None of this is to suggest that Trump is motivated solely by politics. It’s also not to say that the Syria strike was some sort of “Wag the Dog” move to distract from his Russia scandal, as the ridiculous Lawrence O’Donnell recently submitted. But all foreign policy contains some dosage of political consideration, and for Trump, posturing as the world’s new torch of liberty is a good look for his first 100 days, even if it’s a total U-turn from his campaign. And if you can juice your reputation even further by dropping the largest non-nuclear bomb in history on an ISIS underground, all the better—maybe in doing so you’ll even spook the North Koreans.
The problem is, as I’ve written before, none of this is likely to work. Our adversaries are hardening, not softening, culminating in that dead-man-walking press conference yesterday with Rex Tillerson and Sergey Lavrov, the most vivid evidence yet that Russian-American relations have hit a nadir. Trump is trading some short-term glory for piercing headaches down the road, which is usually what happens when you follow the neoconservatives.
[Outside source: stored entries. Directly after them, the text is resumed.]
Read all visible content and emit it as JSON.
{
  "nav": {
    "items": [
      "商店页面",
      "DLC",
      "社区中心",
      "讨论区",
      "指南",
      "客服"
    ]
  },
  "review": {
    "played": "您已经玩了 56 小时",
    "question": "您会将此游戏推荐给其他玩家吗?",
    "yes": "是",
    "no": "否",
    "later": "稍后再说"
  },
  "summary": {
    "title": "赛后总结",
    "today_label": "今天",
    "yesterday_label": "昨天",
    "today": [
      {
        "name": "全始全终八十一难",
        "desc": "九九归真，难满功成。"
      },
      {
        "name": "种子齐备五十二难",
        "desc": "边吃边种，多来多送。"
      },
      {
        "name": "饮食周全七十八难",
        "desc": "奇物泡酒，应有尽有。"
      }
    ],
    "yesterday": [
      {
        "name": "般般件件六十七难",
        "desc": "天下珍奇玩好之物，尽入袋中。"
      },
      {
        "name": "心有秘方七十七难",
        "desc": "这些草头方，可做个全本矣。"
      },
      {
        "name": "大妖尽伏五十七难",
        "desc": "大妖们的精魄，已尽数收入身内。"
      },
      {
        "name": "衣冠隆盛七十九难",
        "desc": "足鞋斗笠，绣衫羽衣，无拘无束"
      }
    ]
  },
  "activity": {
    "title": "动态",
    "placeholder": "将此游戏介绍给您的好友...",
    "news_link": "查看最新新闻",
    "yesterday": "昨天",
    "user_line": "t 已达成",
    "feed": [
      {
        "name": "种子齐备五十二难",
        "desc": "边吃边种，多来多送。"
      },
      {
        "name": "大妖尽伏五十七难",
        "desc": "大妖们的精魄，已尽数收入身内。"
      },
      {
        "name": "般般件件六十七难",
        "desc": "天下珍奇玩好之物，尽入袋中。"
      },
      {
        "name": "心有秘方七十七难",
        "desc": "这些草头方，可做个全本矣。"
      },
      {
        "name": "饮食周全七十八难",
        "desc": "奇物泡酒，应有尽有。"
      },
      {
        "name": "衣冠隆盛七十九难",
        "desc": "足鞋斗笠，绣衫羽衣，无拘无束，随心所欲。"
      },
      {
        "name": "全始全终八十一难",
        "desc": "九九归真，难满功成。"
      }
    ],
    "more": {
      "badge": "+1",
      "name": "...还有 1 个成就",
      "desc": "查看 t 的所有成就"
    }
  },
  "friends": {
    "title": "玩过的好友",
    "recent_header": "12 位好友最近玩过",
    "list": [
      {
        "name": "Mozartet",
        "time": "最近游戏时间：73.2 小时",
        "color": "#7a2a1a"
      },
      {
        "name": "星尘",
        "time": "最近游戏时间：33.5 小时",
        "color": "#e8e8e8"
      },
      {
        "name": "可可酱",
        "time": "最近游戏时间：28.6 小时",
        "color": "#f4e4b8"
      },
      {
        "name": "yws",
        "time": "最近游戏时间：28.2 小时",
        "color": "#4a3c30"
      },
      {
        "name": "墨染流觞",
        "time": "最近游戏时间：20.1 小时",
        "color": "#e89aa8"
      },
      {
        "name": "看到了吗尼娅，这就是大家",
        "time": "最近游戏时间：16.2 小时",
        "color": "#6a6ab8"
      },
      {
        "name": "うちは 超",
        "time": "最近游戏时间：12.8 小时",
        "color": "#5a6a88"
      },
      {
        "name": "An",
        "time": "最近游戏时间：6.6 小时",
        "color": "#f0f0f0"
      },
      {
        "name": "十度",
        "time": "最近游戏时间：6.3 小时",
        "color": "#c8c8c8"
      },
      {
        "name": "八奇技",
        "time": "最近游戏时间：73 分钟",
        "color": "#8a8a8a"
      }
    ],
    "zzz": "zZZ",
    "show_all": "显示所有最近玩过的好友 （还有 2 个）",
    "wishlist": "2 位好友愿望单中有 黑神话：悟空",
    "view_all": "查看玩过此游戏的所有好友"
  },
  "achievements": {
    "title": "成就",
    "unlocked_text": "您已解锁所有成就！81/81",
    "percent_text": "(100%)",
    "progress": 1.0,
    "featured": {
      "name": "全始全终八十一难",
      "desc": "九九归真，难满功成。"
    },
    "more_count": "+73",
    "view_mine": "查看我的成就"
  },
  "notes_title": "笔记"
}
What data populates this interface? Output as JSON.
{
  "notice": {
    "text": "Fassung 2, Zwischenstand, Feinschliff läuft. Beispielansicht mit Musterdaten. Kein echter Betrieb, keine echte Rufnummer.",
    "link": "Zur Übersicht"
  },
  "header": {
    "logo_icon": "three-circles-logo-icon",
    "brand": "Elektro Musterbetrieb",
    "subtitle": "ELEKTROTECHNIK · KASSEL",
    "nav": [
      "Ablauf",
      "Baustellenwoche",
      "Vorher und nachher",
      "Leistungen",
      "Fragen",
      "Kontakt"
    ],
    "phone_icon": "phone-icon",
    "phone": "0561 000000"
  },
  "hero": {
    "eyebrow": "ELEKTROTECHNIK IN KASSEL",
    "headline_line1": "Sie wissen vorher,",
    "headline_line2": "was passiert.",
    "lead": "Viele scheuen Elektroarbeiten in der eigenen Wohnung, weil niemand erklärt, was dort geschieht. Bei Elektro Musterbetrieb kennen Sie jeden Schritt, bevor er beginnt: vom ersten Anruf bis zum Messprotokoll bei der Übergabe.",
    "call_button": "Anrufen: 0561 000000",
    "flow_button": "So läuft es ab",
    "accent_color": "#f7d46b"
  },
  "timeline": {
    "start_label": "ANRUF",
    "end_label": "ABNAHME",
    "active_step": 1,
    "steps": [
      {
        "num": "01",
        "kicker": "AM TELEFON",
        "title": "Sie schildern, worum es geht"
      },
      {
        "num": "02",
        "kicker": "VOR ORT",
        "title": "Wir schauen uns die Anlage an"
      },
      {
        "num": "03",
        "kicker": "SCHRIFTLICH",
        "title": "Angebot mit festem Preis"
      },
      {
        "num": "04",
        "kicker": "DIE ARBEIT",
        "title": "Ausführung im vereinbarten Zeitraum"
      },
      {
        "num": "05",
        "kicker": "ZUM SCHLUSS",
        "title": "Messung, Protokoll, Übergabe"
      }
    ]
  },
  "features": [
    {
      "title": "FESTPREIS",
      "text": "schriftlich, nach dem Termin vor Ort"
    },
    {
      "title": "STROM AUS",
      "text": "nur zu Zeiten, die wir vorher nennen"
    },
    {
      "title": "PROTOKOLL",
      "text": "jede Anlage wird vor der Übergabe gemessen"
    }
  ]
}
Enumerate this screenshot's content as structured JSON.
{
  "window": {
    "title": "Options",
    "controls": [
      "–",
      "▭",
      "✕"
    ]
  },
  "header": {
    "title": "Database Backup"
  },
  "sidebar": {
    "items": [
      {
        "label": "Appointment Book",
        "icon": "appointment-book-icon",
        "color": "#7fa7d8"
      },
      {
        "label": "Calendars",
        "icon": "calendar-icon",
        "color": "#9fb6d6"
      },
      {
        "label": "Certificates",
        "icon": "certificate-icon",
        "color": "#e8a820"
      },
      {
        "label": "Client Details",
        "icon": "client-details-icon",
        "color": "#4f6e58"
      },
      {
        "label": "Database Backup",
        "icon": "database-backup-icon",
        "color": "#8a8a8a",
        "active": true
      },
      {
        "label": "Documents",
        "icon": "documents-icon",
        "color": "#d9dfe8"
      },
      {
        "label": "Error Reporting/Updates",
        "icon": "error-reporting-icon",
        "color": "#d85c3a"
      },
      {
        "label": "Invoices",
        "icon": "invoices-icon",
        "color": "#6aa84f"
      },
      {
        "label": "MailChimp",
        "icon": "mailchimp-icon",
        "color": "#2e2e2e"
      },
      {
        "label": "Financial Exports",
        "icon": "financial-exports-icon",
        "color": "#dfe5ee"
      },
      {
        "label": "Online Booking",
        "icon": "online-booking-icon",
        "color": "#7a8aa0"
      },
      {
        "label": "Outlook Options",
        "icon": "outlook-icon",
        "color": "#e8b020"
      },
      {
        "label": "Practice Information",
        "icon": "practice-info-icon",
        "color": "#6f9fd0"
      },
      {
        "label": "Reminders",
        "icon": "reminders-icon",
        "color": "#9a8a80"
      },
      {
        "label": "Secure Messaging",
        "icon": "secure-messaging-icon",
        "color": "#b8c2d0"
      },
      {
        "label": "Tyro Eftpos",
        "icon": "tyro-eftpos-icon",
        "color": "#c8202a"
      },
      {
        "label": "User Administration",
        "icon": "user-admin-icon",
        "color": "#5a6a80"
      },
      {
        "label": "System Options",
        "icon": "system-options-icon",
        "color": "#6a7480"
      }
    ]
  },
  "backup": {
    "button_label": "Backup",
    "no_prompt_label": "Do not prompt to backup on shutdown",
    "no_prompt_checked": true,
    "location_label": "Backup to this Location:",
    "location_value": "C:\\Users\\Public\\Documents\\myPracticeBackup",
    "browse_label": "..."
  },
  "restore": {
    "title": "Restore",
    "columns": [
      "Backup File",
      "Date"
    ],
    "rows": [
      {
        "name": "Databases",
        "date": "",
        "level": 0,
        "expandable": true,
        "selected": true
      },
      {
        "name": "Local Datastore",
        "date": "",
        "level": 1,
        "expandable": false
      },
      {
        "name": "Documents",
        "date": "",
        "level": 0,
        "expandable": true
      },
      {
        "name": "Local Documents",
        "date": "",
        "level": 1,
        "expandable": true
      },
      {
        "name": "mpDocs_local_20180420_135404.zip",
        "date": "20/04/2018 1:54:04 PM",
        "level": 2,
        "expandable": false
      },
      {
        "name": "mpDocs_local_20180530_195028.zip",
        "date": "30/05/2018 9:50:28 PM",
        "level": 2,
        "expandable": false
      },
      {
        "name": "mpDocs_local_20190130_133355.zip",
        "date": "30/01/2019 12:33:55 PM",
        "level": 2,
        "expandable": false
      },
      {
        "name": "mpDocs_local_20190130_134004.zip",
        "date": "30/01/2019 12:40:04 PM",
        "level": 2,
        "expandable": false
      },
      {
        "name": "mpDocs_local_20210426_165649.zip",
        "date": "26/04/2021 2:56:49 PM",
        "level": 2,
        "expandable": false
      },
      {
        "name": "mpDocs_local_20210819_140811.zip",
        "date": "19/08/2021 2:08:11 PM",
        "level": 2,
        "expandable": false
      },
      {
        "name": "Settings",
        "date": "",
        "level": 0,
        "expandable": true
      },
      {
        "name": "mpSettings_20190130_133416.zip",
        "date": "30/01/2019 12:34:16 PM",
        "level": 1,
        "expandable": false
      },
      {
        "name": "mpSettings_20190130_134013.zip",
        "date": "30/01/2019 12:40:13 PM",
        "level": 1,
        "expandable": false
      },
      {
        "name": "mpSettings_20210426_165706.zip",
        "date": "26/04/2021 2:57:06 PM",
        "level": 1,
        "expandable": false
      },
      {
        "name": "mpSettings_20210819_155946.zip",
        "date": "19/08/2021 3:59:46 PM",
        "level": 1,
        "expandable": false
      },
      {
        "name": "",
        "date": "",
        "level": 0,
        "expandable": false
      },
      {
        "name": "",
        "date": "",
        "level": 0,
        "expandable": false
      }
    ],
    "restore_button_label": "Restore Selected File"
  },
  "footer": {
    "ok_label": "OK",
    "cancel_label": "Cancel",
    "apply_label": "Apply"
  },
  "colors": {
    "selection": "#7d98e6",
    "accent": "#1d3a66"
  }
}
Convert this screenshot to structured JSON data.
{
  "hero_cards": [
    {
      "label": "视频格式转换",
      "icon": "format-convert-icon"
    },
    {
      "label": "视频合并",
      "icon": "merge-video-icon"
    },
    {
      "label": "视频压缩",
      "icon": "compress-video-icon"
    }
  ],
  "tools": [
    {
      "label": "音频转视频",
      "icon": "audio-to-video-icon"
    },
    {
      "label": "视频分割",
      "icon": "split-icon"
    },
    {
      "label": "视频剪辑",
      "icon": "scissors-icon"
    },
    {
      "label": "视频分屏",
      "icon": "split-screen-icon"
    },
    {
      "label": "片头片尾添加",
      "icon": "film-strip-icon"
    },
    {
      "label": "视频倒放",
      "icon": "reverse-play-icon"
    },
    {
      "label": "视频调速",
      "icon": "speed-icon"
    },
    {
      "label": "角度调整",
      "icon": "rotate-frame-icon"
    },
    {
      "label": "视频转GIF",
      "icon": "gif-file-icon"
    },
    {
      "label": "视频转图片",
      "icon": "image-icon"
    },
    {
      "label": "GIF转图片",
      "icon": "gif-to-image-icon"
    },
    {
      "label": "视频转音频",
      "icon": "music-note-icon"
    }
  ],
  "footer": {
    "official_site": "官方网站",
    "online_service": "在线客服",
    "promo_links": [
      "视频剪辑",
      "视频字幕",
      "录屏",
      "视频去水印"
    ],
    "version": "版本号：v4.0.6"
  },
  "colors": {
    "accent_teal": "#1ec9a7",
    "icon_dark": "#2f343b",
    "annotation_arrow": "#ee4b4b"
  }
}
I hope he comes to his senses. The first 100 days is a bullshit metric anyway, originating in a period of crisis under a Democratic president who wildly overstepped his constitutional bounds. Far better than a flurry of ill-considered action is caution in the service of long-term policy success. That strategy might have avoided the Obamacare repeal debacle; it could still avail Trump on foreign policy.